8. A method of making a flexible dental surgical membrane comprises the steps of:

(a) dissolving chitosan having a viscosity average molecular weight of from about 400,000 daltons to about 2,000,000 daltons in an acidic aqueous solution;

(b) adding porogen particles to the acidic aqueous solution to form a slurry of solid porogen particles dispersed in a liquid phase comprising the acidic aqueous solution of the chitosan, at least ninety percent by weight of the porogen particles having a diameter of from about 10 to about 20 microns;

(c) spreading the slurry in a layer on a support surface to provide a slurry layer and evaporating the liquid phase from the slurry layer sufficiently to leave behind a coherent chitosan membrane having the porogen particles distributed through the membrane;

(d) contacting the chitosan membrane with a solvent to dissolve the porogen particles to leave pores in the spaces formerly occupied by the porogen particles, the pores being distributed through the chitosan membrane and having a pore size range substantially corresponding to that of the porogen particles, the resulting chitosan membrane having a thickness of from about 100 microns to about 0.5 mm; and

(e) rinsing the membrane to remove solvent residue from the membrane.

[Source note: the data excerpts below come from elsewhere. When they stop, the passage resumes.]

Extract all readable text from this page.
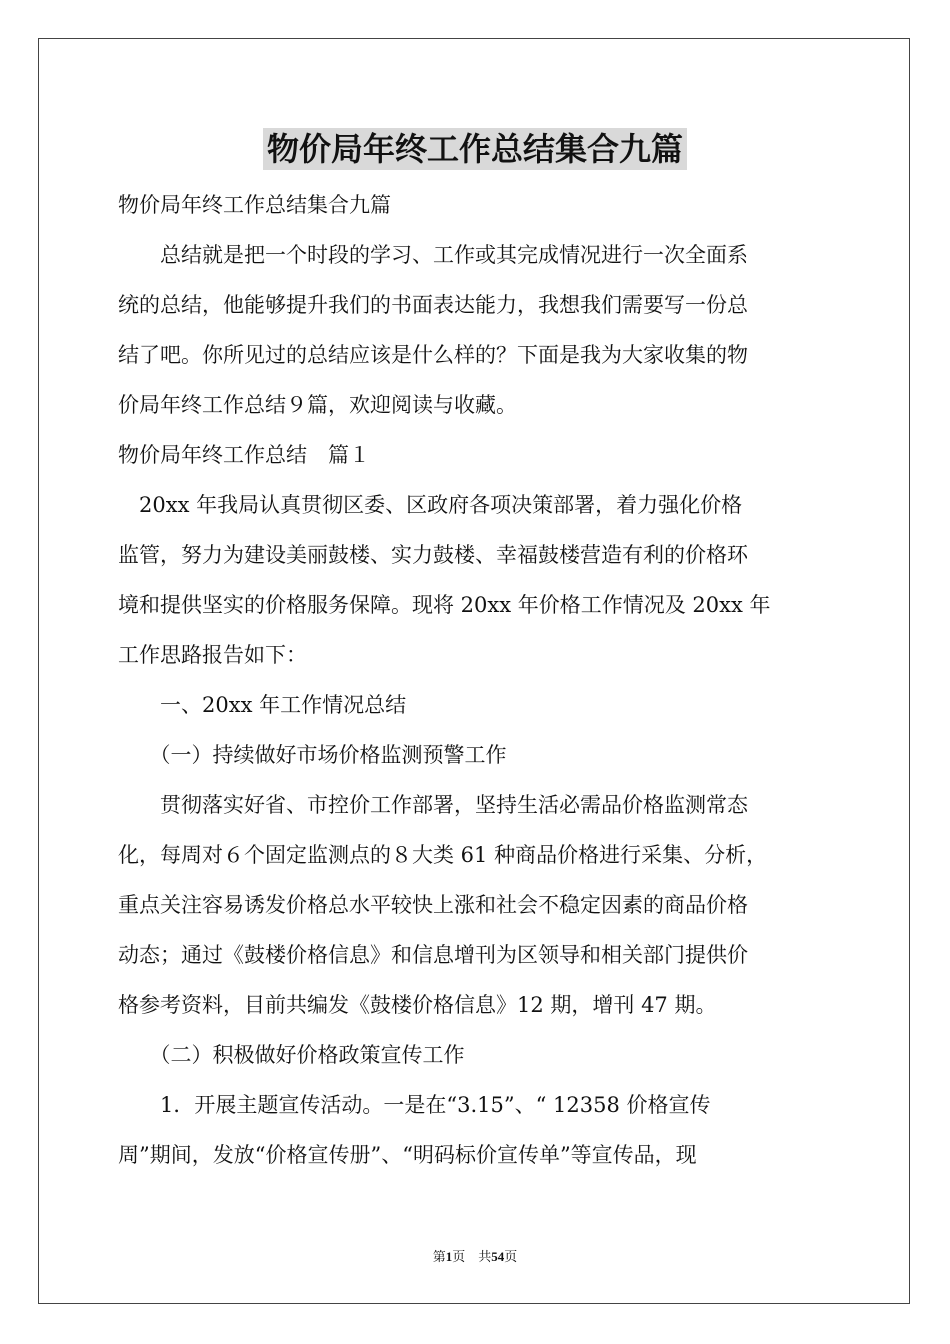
物价局年终工作总结集合九篇
物价局年终工作总结集合九篇
　　总结就是把一个时段的学习、工作或其完成情况进行一次全面系
统的总结，他能够提升我们的书面表达能力，我想我们需要写一份总
结了吧。你所见过的总结应该是什么样的？下面是我为大家收集的物
价局年终工作总结９篇，欢迎阅读与收藏。
物价局年终工作总结　篇１
　20xx 年我局认真贯彻区委、区政府各项决策部署，着力强化价格
监管，努力为建设美丽鼓楼、实力鼓楼、幸福鼓楼营造有利的价格环
境和提供坚实的价格服务保障。现将 20xx 年价格工作情况及 20xx 年
工作思路报告如下：
　　一、20xx 年工作情况总结
　　（一）持续做好市场价格监测预警工作
　　贯彻落实好省、市控价工作部署，坚持生活必需品价格监测常态
化，每周对６个固定监测点的８大类 61 种商品价格进行采集、分析，
重点关注容易诱发价格总水平较快上涨和社会不稳定因素的商品价格
动态；通过《鼓楼价格信息》和信息增刊为区领导和相关部门提供价
格参考资料，目前共编发《鼓楼价格信息》12 期，增刊 47 期。
　　（二）积极做好价格政策宣传工作
　　1．开展主题宣传活动。一是在“3.15”、“ 12358 价格宣传
周”期间，发放“价格宣传册”、“明码标价宣传单”等宣传品，现
第1页　共54页
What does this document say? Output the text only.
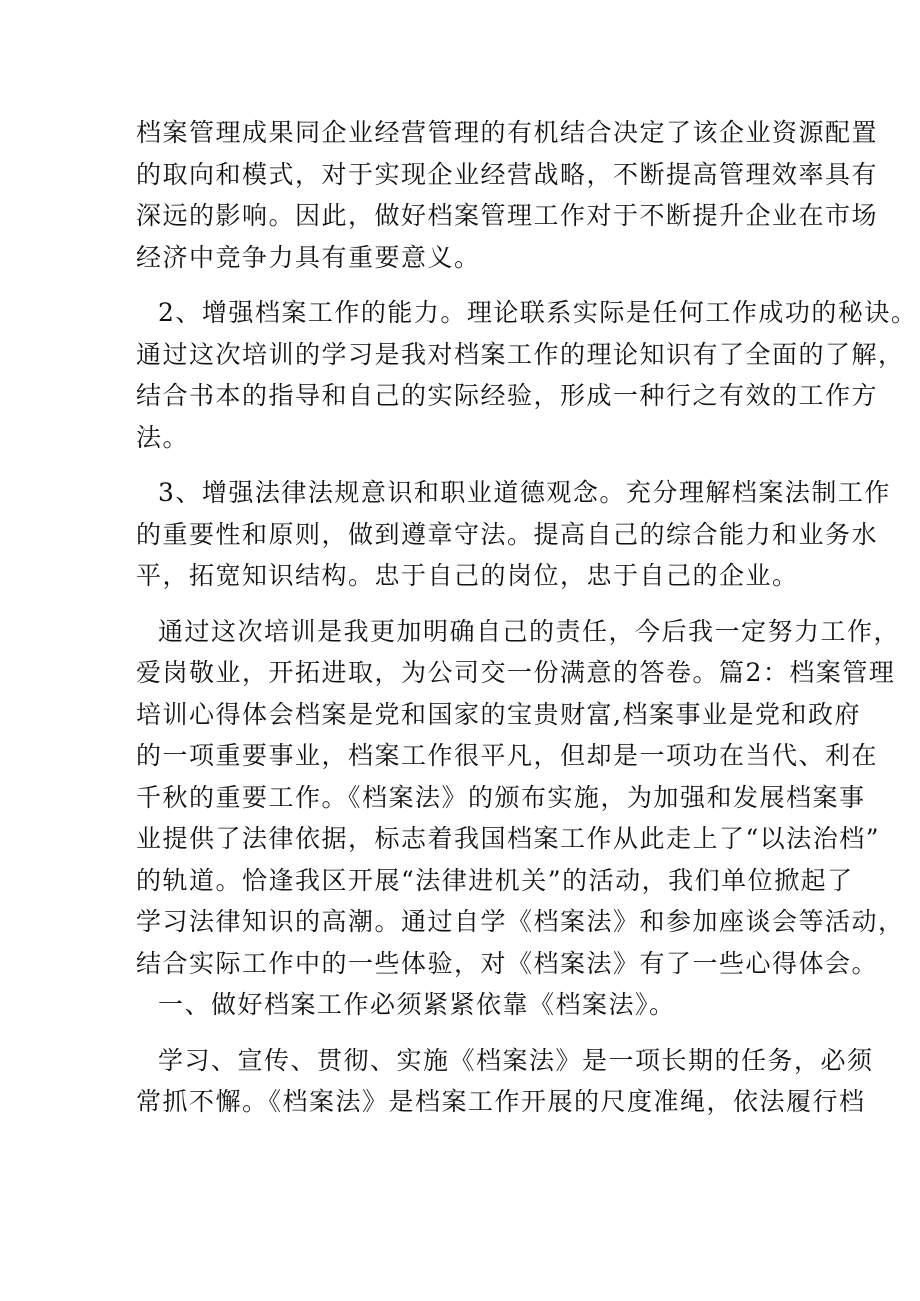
档案管理成果同企业经营管理的有机结合决定了该企业资源配置
的取向和模式，对于实现企业经营战略，不断提高管理效率具有
深远的影响。因此，做好档案管理工作对于不断提升企业在市场
经济中竞争力具有重要意义。
2、增强档案工作的能力。理论联系实际是任何工作成功的秘诀。
通过这次培训的学习是我对档案工作的理论知识有了全面的了解，
结合书本的指导和自己的实际经验，形成一种行之有效的工作方
法。
3、增强法律法规意识和职业道德观念。充分理解档案法制工作
的重要性和原则，做到遵章守法。提高自己的综合能力和业务水
平，拓宽知识结构。忠于自己的岗位，忠于自己的企业。
通过这次培训是我更加明确自己的责任，今后我一定努力工作，
爱岗敬业，开拓进取，为公司交一份满意的答卷。篇2：档案管理
培训心得体会档案是党和国家的宝贵财富,档案事业是党和政府
的一项重要事业，档案工作很平凡，但却是一项功在当代、利在
千秋的重要工作。《档案法》的颁布实施，为加强和发展档案事
业提供了法律依据，标志着我国档案工作从此走上了“以法治档”
的轨道。恰逢我区开展“法律进机关”的活动，我们单位掀起了
学习法律知识的高潮。通过自学《档案法》和参加座谈会等活动，
结合实际工作中的一些体验，对《档案法》有了一些心得体会。
一、做好档案工作必须紧紧依靠《档案法》。
学习、宣传、贯彻、实施《档案法》是一项长期的任务，必须
常抓不懈。《档案法》是档案工作开展的尺度准绳，依法履行档
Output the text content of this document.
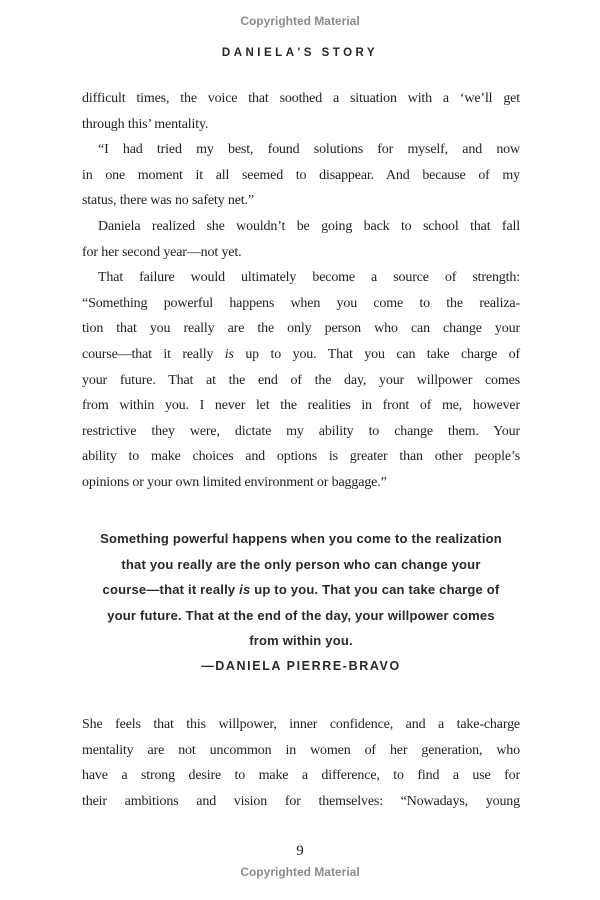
Copyrighted Material
DANIELA'S STORY
difficult times, the voice that soothed a situation with a ‘we’ll get
through this’ mentality.
“I had tried my best, found solutions for myself, and now
in one moment it all seemed to disappear. And because of my
status, there was no safety net.”
Daniela realized she wouldn’t be going back to school that fall
for her second year—not yet.
That failure would ultimately become a source of strength:
“Something powerful happens when you come to the realiza-
tion that you really are the only person who can change your
course—that it really is up to you. That you can take charge of
your future. That at the end of the day, your willpower comes
from within you. I never let the realities in front of me, however
restrictive they were, dictate my ability to change them. Your
ability to make choices and options is greater than other people’s
opinions or your own limited environment or baggage.”
Something powerful happens when you come to the realization
that you really are the only person who can change your
course—that it really is up to you. That you can take charge of
your future. That at the end of the day, your willpower comes
from within you.
—DANIELA PIERRE-BRAVO
She feels that this willpower, inner confidence, and a take-charge
mentality are not uncommon in women of her generation, who
have a strong desire to make a difference, to find a use for
their ambitions and vision for themselves: “Nowadays, young
9
Copyrighted Material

9. The method of claim 8 wherein the chitosan has a viscosity average molecular weight of from about 450,000 daltons to about 1,500,000 daltons.

10. The method of claim 8 wherein the chitosan has a viscosity average molecular weight of from about 400,000 daltons to about 800,000 daltons.

11. The method of claim 8 wherein the porogen comprises silica particles, the acidic aqueous solution is a solution of acetic acid, the solvent comprises an aqueous solution of sodium hydroxide and the rinsing of step (e) is carried out with water as the rinsing agent.

12. The method of claim 11 wherein the solution of acetic acid is a 1% by volume (“v/v”) aqueous solution of acetic acid.

13. The method of claim 11 or claim 12 wherein the sodium hydroxide solution comprises a 1 M solution of sodium hydroxide.

14. The method of claim 8 wherein in step (c), evaporating the liquid phase from the slurry layer comprises allowing the slurry layer to be exposed to ambient atmosphere for a time sufficient to evaporate the liquid phase sufficiently to form the coherent chitosan membrane.

15. The method of claim 14 wherein the slurry layer is heated in an ambient atmosphere at a temperature of from about 20° C. to about 110° C. to evaporate the liquid phase.